Please forgive me for asking this simple question, but I only started C recently with the original C book by Kernigham and Ritchie, using Notepad (as VSCode just throws errors when I try to compile anything and I don't know yet how to overcome that), and using gcc from the command line.

Anyway, the question I have is, how do I read a number from a command line argument?

For example, myProgram 2

I know that the main() definition is as shown below, and that argc is a counter, and argv is a pointer to a character array (I think this is right) containing the command lines.

int main(int argc, char *argv[]){
    return 0;
}

The question I have is, how do I convert the character 2 (which is my command line argument, it could be any number) to an int?
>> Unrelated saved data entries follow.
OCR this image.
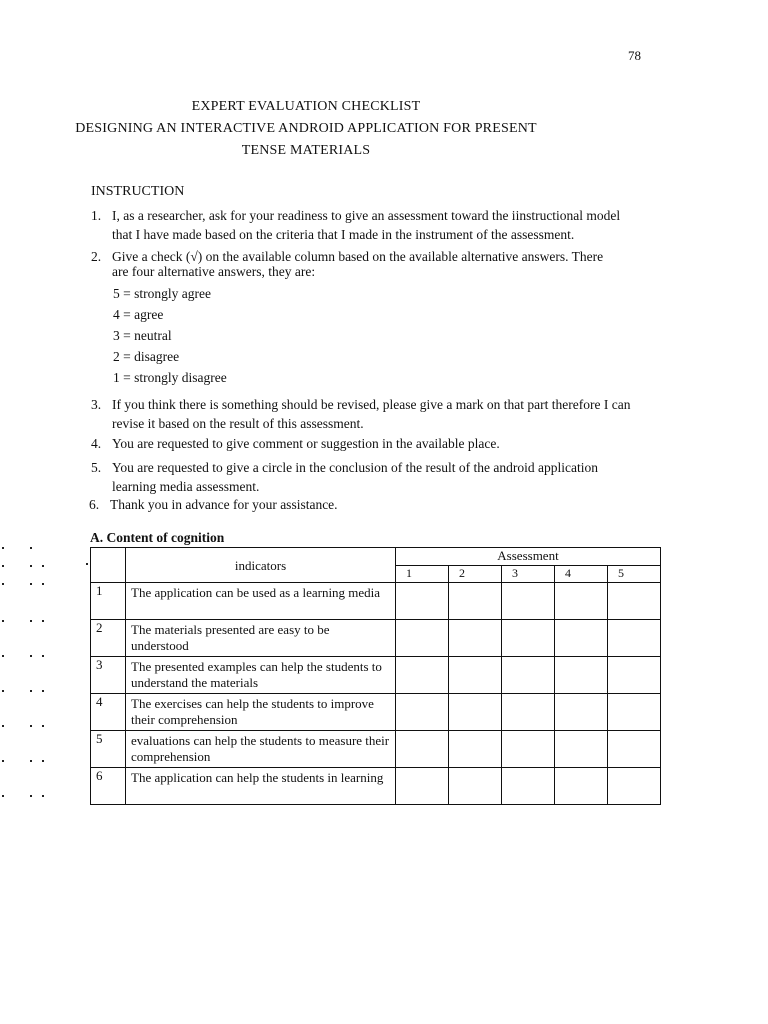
78
EXPERT EVALUATION CHECKLIST
DESIGNING AN INTERACTIVE ANDROID APPLICATION FOR PRESENT
TENSE MATERIALS
INSTRUCTION
1. I, as a researcher, ask for your readiness to give an assessment toward the iinstructional model
that I have made based on the criteria that I made in the instrument of the assessment.
2. Give a check (√) on the available column based on the available alternative answers. There
are four alternative answers, they are:
5 = strongly agree
4 = agree
3 = neutral
2 = disagree
1 = strongly disagree
3. If you think there is something should be revised, please give a mark on that part therefore I can
revise it based on the result of this assessment.
4. You are requested to give comment or suggestion in the available place.
5. You are requested to give a circle in the conclusion of the result of the android application
learning media assessment.
6. Thank you in advance for your assistance.
A. Content of cognition
	indicators	Assessment				
		1	2	3	4	5
1	The application can be used as a learning media					
2	The materials presented are easy to be understood					
3	The presented examples can help the students to understand the materials					
4	The exercises can help the students to improve their comprehension					
5	evaluations can help the students to measure their comprehension					
6	The application can help the students in learning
I've googled and a few things come across casting, which I believe is changing one data type to another, and I have tried:

int a = (int)(argv[1]);

which compiles, but with a warning saying "cast from pointer to integer of different size". It compiles, but then won't run.

I suspect the answer I need is simple, it's just beyond my knowledge at the moment.

CodePudding user response：

You are probably having issues as "argv[1]" really is a pointer to a character array. What you probably would want to do is use the "atoi" conversion function which will convert a string to an integer. Following is a proof-of-principle code snippet.

#include <stdio.h>
#include <stdlib.h>

int main(int argc, char *argv[])
{
    int i;

    if (argc > 1)
    {
        i = atoi(argv[1]);
    }

    printf("i: %d\n", i);

    return 0;
}

Following is some sample terminal output.

@Una:~/C_Programs/Console/Args/bin/Release$ ./Args 144
i: 144

Give that a try.